The CTCAE is a lexicon used by clinicians to describe and document AEs for both federally-sponsored and industry-sponsored oncology studies, and it is regularly used in FDA labeling. AEs are any unfavorable signs temporally associated with the use of medical treatment or intervention that may or may not be considered related to the medical treatment or intervention under investigation, and they are graded on a scale of 1 (mild) to 5 (death related to AE) using the CTCAE. Of approximately 800 CTCAE items that include laboratory or clinically measured values (e.g., a decrease in white blood cells or hypertension) and observable symptoms (e.g., wound infection), 10% are subjective symptoms making them candidates for the PRO-CTCAE. The PRO-CTCAE system will present patients with easily comprehensible questions via a secure web-based platform to elicit information about patients’ experiences with symptoms such as fatigue, nausea, vomiting, pain, and anorexia. The PRO-CTCAE terminology and symptom severity will be mapped to that of the CTCAE for official AE reporting to the FDA. Targeting the severity, frequency, and the degree to which symptoms interfere with everyday life, sample questions include:

What was the SEVERITY of your FATIGUE, TIREDNESS, OR LACK OF ENERGY at its WORST?,
How OFTEN did you have PAIN IN THE ABDOMEN (BELLY AREA)?, and
How much did NUMBNESS OR TINGLING IN YOUR HANDS OR FEET INTERFERE with your usual or daily activities?

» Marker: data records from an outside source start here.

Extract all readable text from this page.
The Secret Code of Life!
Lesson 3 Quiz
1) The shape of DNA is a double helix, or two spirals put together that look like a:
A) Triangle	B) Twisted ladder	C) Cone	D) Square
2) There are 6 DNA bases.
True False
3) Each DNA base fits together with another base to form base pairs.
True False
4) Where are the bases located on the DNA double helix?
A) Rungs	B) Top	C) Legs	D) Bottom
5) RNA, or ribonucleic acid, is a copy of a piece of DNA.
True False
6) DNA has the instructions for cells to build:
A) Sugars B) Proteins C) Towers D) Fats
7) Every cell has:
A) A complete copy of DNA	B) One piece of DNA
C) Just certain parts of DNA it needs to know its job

Patients could complete the PRO-CTCAE survey using a wireless tablet computer; an interactive voice response telephone system is also a feasible option for survey administration. The overall goal of the PRO-CTCAE initiative is to create a system for patient self-reporting of AEs in oncology trials that is widely accepted and used; generates useful data for investigators, regulators, clinicians, and patients; and is compatible with existing AE reporting systems.

What is wrong with the current AE reporting system?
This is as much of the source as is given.